He says UN should ‘should declare an international day to combat Islamophobia and build a coalition to fightthe scourge’.
Pakistani Prime Minister Imran Khan on Friday condemned the fresh publication of cartoons of the Prophet Muhammad by a French satirical weekly, urging UN efforts against what he called rising Islamophobia.
Addressing the UN General Assembly in a prerecorded message, Khan said that rising global nationalism has “accentuated Islamophobia” and said that Muslims “continue to be targeted with impunity in many countries.”
“Incidents in Europe including republication of blasphemous sketches by Charlie Hebdo are recent examples,” Khan said.
“We stress that wilful provocations and incitement to hate and violence must be universally outlawed.
“This assembly should declare an international day to combat Islamophobia and build a coalition to fight the scourge.”
Charlie Hebdo, known for its irreverent humour and absolutist belief in free speech, has repeatedly stirred anger in the Islamic world by publishing cartoons of the Prophet Muhammad.
Many Muslims consider any physical depiction of their prophet to be blasphemous.

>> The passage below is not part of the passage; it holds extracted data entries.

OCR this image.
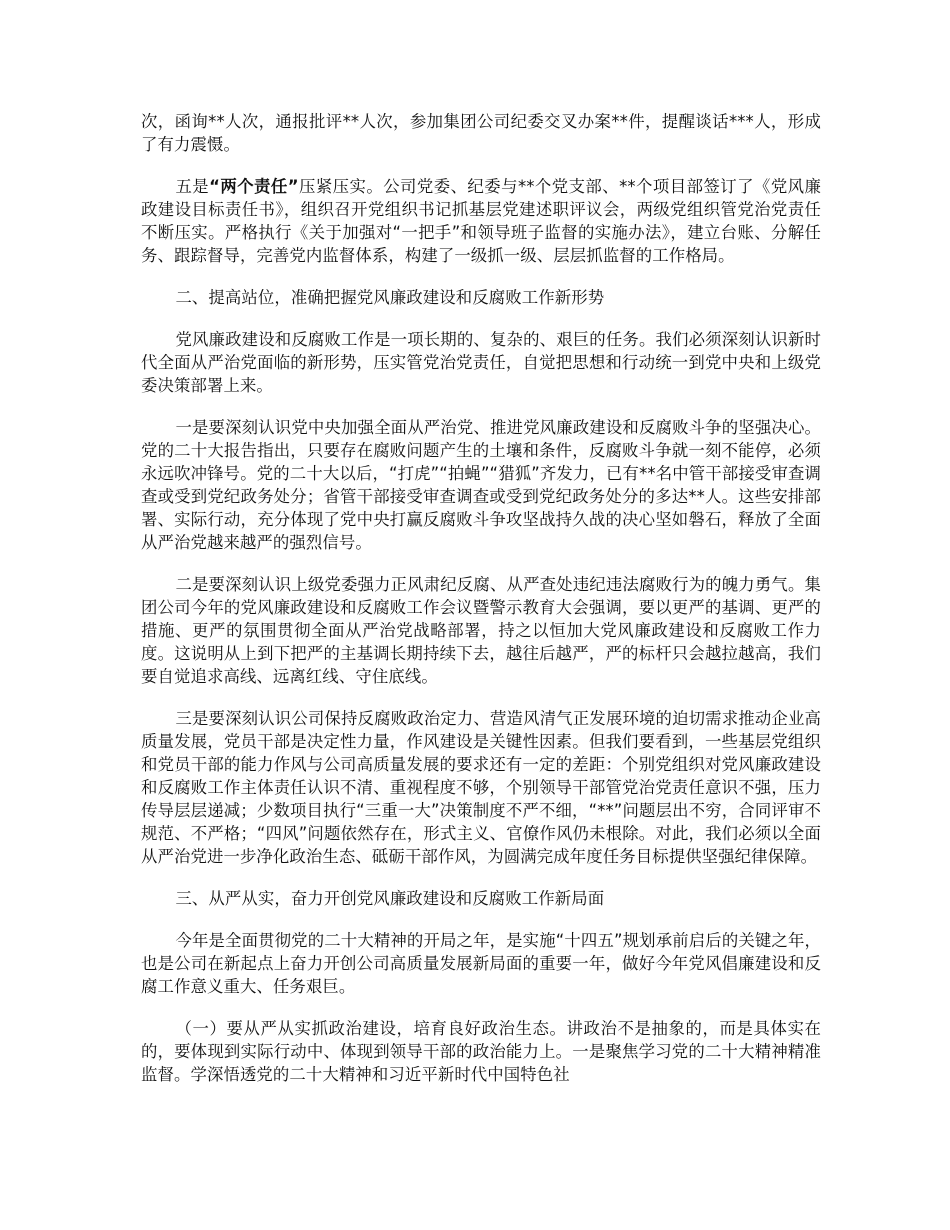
次，函询**人次，通报批评**人次，参加集团公司纪委交叉办案**件，提醒谈话***人，形成了有力震慑。

五是“两个责任”压紧压实。公司党委、纪委与**个党支部、**个项目部签订了《党风廉政建设目标责任书》，组织召开党组织书记抓基层党建述职评议会，两级党组织管党治党责任不断压实。严格执行《关于加强对“一把手”和领导班子监督的实施办法》，建立台账、分解任务、跟踪督导，完善党内监督体系，构建了一级抓一级、层层抓监督的工作格局。

二、提高站位，准确把握党风廉政建设和反腐败工作新形势

党风廉政建设和反腐败工作是一项长期的、复杂的、艰巨的任务。我们必须深刻认识新时代全面从严治党面临的新形势，压实管党治党责任，自觉把思想和行动统一到党中央和上级党委决策部署上来。

一是要深刻认识党中央加强全面从严治党、推进党风廉政建设和反腐败斗争的坚强决心。党的二十大报告指出，只要存在腐败问题产生的土壤和条件，反腐败斗争就一刻不能停，必须永远吹冲锋号。党的二十大以后，“打虎”“拍蝇”“猎狐”齐发力，已有**名中管干部接受审查调查或受到党纪政务处分；省管干部接受审查调查或受到党纪政务处分的多达**人。这些安排部署、实际行动，充分体现了党中央打赢反腐败斗争攻坚战持久战的决心坚如磐石，释放了全面从严治党越来越严的强烈信号。

二是要深刻认识上级党委强力正风肃纪反腐、从严查处违纪违法腐败行为的魄力勇气。集团公司今年的党风廉政建设和反腐败工作会议暨警示教育大会强调，要以更严的基调、更严的措施、更严的氛围贯彻全面从严治党战略部署，持之以恒加大党风廉政建设和反腐败工作力度。这说明从上到下把严的主基调长期持续下去，越往后越严，严的标杆只会越拉越高，我们要自觉追求高线、远离红线、守住底线。

三是要深刻认识公司保持反腐败政治定力、营造风清气正发展环境的迫切需求推动企业高质量发展，党员干部是决定性力量，作风建设是关键性因素。但我们要看到，一些基层党组织和党员干部的能力作风与公司高质量发展的要求还有一定的差距：个别党组织对党风廉政建设和反腐败工作主体责任认识不清、重视程度不够，个别领导干部管党治党责任意识不强，压力传导层层递减；少数项目执行“三重一大”决策制度不严不细，“**”问题层出不穷，合同评审不规范、不严格；“四风”问题依然存在，形式主义、官僚作风仍未根除。对此，我们必须以全面从严治党进一步净化政治生态、砥砺干部作风，为圆满完成年度任务目标提供坚强纪律保障。

三、从严从实，奋力开创党风廉政建设和反腐败工作新局面

今年是全面贯彻党的二十大精神的开局之年，是实施“十四五”规划承前启后的关键之年，也是公司在新起点上奋力开创公司高质量发展新局面的重要一年，做好今年党风倡廉建设和反腐工作意义重大、任务艰巨。

（一）要从严从实抓政治建设，培育良好政治生态。讲政治不是抽象的，而是具体实在的，要体现到实际行动中、体现到领导干部的政治能力上。一是聚焦学习党的二十大精神精准监督。学深悟透党的二十大精神和习近平新时代中国特色社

Twelve people were killed in an attack by Islamist gunmen on Charlie Hebdo‘s office in Paris on January 7, 2015.
In a defiant gesture timed with the trial this month of accomplices to the massacre, Charlie Hebdo reprinted some of the caricatures.
Blasphemy is an especially sensitive issue in Pakistan, which has seen mob or vigilante killings of people accused of disrespecting Islam.